I also mentioned that in 1997, US arms flow to Turkey exceeded the combined total for the Cold War years as state terror mounted to levels far beyond anything attributed to Milosevic in Kosovo before the NATO bombing, which was undertaken, we were solemnly informed, because we are so high-minded that we cannot tolerate crimes so near the borders of NATO — only within NATO, where we must not only tolerate but expedite them. 1997 was an important year for the human rights movements in other ways as well. It was the year when the world’s leading newspaper informed its readers that US foreign policy had entered a “noble phase,” with a “saintly glow.” It was also the year when US military aid to Colombia skyrocketed, increasing from $50 million to $290 million by 1999, then doubling by 2001 and still increasing. In 1999, Turkey relinquished to Colombia its place as leading recipient of US arms. The reason is not hard to discern: Turkish state terror was by then a success, Colombia’s was not. Through the 1990s, Colombia had by far the worst human rights record in the Western hemisphere, and was by far the leading recipient of US arms and military training, a correlation that is well-established and would be of no slight concern if it were known outside of scholarship and dissident circles.

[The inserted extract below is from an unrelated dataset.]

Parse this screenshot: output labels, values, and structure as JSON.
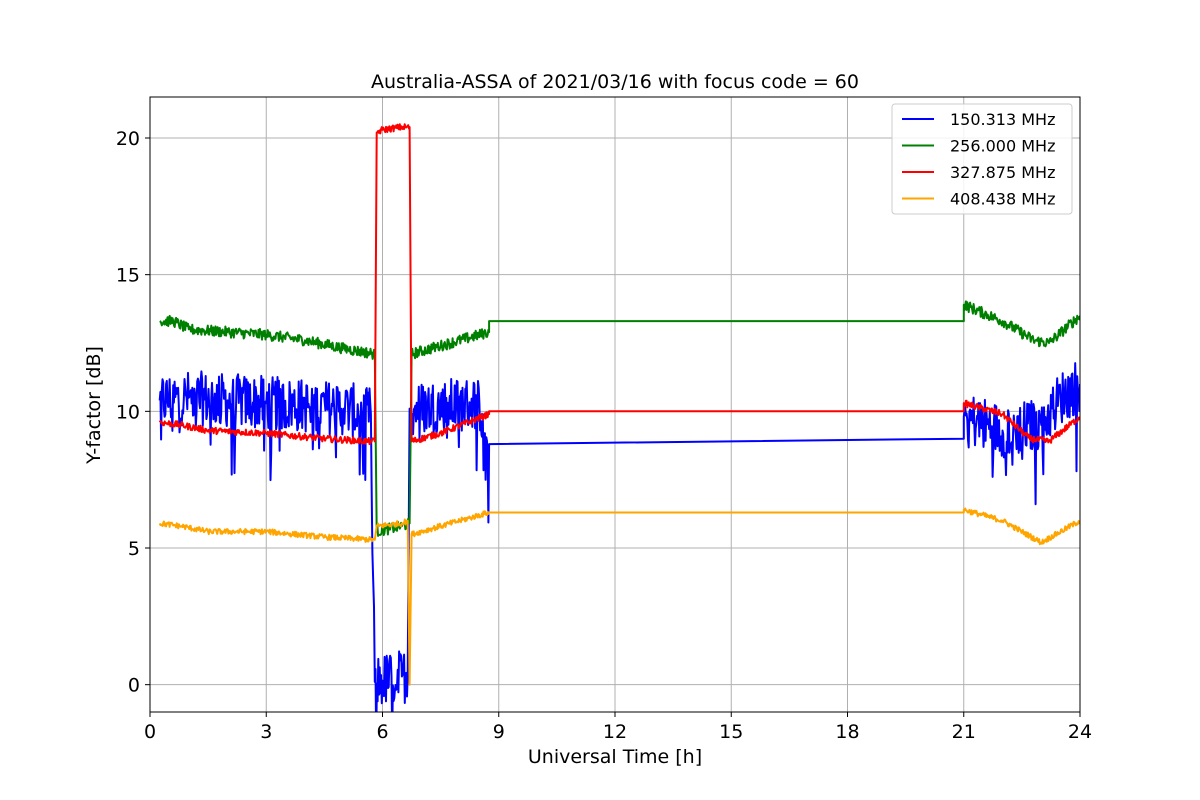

Turkey and Colombia share other common features. Each has several million people violently displaced; 2.7 million by now in Colombia, increasing at the rate of 1000 a day, according to the latest reports of the leading human rights organization. These are the numbers internally displaced, not counting those who have fled elsewhere. And Colombia, like Turkey, provides a model of courageous resistance that should be observed with shame and humility by privileged Westerners — particularly those who labor to suppress the continuing atrocities and terror for which we bear responsibility, to efface the disgraceful record of the past, and to erect firm barriers against the threat of exposure of crimes that the general population would not tolerate, were the barriers to be breached.